The Record(...) syntax is definitely the safe and rational choice.

It's consistent with Function. It's safe in all the right ways, least likely to set us up for problems in the future, because the grammar is well known. Accepts all record types without problems.

Using significant whitespace may fix this particular problem, but it leaves us wide open to the next conflict with an untagged parenthesis occurring after something else. It locks us down with regard to what other syntax we can add. I'd be happy using the significant whitespace solution, but I don't think it's the most forward-looking choice. (Edit: And we already had another one: on (e, s) {} after a try. Raw parentheses are darn dangerous.)

The problem with Record(...) is that it doesn't bring me joy. And I know how much writing Function annoys me today. It's a constant annoyance, something abrasive that adds to my daily amount of wear and tear every single time I write it. I doesn't go away. It doesn't get better. It's just "here we go again". It's a cost of using Dart that I have to write Function when I want a function type. And I think that matters.

In that comparison, I'd prefer #(...) for the type, and not for the values, even if it takes up precious grammatical space, because it will keep records a low syntactic overhead. I won't mind writing it. It's still searchable (#( is unique). And if we can't use our syntax for something as central as the product type, what can we use it for?

lrhn avatar Sep 15 '22 20:09 lrhn

I really like the colon suggestion from @stereotype441. I think allowing it (not making it required) wouldn't be a breaking change right? The point is there needs to be some delimiter between annotations and what they're annotating. Of all the solutions presented, it feels like the cleanest.

Also this applies to annotated parameters as well. int foo(@annotation (int, int) latLong) has the same ambiguity.

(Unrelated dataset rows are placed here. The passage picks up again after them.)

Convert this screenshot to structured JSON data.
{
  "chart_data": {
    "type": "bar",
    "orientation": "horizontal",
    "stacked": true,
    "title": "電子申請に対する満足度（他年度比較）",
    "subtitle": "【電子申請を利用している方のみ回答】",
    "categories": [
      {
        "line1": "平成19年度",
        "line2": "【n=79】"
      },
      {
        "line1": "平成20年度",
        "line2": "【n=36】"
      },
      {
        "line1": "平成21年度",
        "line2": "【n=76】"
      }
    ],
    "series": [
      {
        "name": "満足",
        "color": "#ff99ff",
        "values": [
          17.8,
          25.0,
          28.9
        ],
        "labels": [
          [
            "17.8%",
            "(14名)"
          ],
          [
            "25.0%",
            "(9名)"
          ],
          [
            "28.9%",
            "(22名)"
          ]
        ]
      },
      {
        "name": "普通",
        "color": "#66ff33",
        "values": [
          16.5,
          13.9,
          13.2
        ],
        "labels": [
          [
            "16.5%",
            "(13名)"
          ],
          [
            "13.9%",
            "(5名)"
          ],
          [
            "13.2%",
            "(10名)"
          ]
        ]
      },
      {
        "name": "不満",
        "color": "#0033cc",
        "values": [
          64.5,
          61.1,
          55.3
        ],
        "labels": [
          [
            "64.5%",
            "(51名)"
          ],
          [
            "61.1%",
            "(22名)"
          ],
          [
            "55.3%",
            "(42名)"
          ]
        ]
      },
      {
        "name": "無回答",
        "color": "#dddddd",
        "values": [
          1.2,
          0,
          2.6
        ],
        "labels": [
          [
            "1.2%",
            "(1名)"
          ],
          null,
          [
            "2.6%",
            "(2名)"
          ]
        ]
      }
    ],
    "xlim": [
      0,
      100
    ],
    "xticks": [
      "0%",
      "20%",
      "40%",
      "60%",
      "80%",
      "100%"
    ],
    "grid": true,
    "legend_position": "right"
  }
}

ds84182 avatar Sep 15 '22 20:09 ds84182

Sometimes I feel like the parenthesis are extra unnecessary code, let's say, compared to Golang.

Example: int, int getOrigin() { return 0, 0; } vs (int, int) getOrigin() { return (0, 0); }.

However, it's not too much code and may make the code more readable.

In my opinion, having to write Record defeats the main advantage of records by requiring so much boilerplate and making the code not look good.

Wdestroier avatar Sep 15 '22 22:09 Wdestroier

As another consideration. Right now the Records feature does not break user written classes named Record because the user written declaration shadows the dart:core Record, and the record type does not need the name Record in it. If you make it mandatory to write Record as part of the type, it might make the disambiguation a little weird.

// User written
class Record {}

Record(int, int) f0(Record(int, int) value);

Record f1(Record value);

I'm assuming you would do the right thing here and resolve to the dart:core Record type for f0, but the user written class for f1, (they are disambiguated because of the parentheses, but it definitely makes it confusing to read).

TimWhiting avatar Sep 16 '22 14:09 TimWhiting

We'd have to be absolutely certain that we can distinguish whether Record(int) should be a type or a constructor invocation. We generally can do that. A lot of Dart would break down if we couldn't distinguish whether a position should be a type or an expression, since identifiers can be both. So it would probably work out. Like for Function, the following ( force-disambiguates it into a type in a type-position, but not in an expression position.

lrhn avatar Sep 16 '22 14:09 lrhn

I can't think of any true ambiguity (like you say the following ( disambiguates like Function) but there will be a lot during editing. Here are a few I can think of.

Record(int, int) f0(Record(int, int), value);
//                         ^ record parameter missing a name, or is this a function parameter named Record 
// (function parameter as written)

void main() {
  Record(int, String)
 { //  ^ is this a local function (yes), but also could be 
// an object instantiation / function call with a missing semicolon
// a variable declaration with a missing name & semicolon
// (Makes it harder to be rid of semicolons), though I guess this is an existing problem with blocks
  }
}

TimWhiting avatar Sep 16 '22 15:09 TimWhiting

Would using #( for types, but not for expressions, open up the possibility for record type literals? If we use either #( or Record do we plan to allow for record type literals?

natebosch avatar Sep 20 '22 19:09 natebosch

Would using #( for types, but not for expressions, open up the possibility for record type literals?

Yes, it would.

If we use either #( or Record do we plan to allow for record type literals?

I don't think we support Function(...) for function type type literals. I believe it's because relying on a built-in identifier (and not a true reserved word) makes that weird. So we probably wouldn't support record type literals if we use Record(...). Honestly, I think type literals are often more trouble than they're worth. I'm not inclined to double down on them because making the type annotation syntax overlap the expression syntax just paints us into a corner in a lot of ways. (Like the fact that we couldn't use class names as tear-offs for the unnamed constructor.) So I'm not inclined to make record type type literals a priority. But if we picked a syntax like #(...) which made it clearly unambiguous, we definitely could allow them.

munificent avatar Sep 20 '22 19:09 munificent